Tokyo Governor Yuriko Koike delivers her speech during an inauguration press conference on her new political party, "Party of Hope", in Tokyo on September 27, 2017.

Tokyo Governor Yuriko Koike Wednesday formally launched a new party promising conservative reform, stepping up her challenge to Prime Minister Shinzo Abe and adding to uncertainty about the outlook for a general election widely expected next month.

But the former ruling party lawmaker, who is already upstaging Abe in the media, said she herself would not seek a seat in parliament’s lower house.

Abe said on Monday he would call the snap election to reset his mandate, betting that his Liberal Democratic Party and junior coalition party can keep their majority in parliament’s lower house, where they hold a two-thirds “super majority.” He will dissolve the lower house today for a vote expected on October 22.
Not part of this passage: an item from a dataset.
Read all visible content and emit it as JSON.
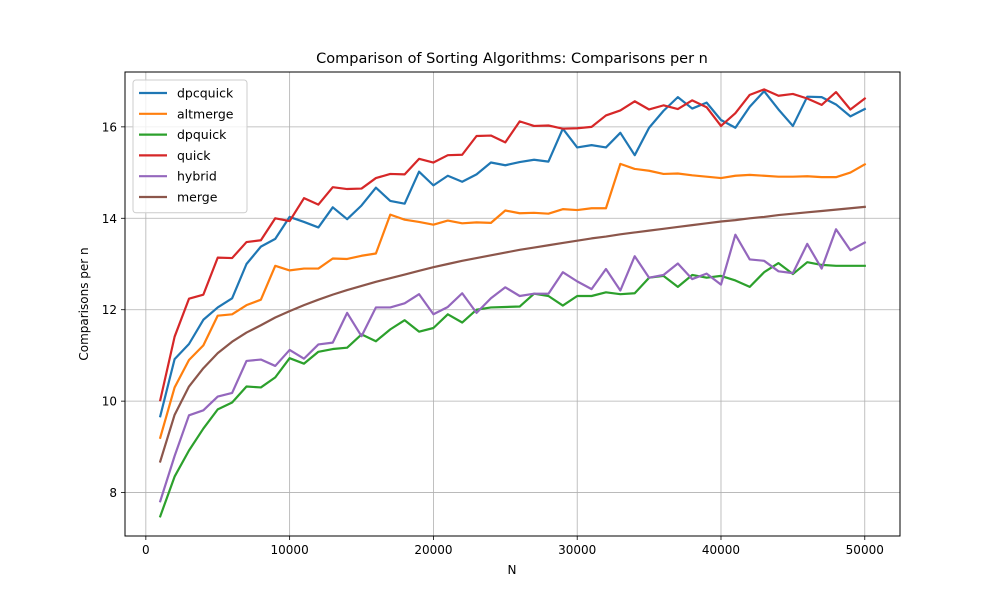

At a news conference launching her “Party of Hope,” Koike, 65, repeated promises to form a party without ties to vested interests in order to “reset Japan.”

“If at this time we don’t reset Japan, we won’t be able to sufficiently protect our international competitiveness and national security,” said Koike, a former defense minister who quit the LDP this year.

Koike’s new party is staking out a policy space similar to that of the conservative LDP and the right-wing of the main opposition Democratic Party, a mixture of conservatives and liberals.

But her calls for open government, a freeze on a planned sales tax rise from 2019, an end to nuclear power and a promise to promote diversity give it a more populist tinge.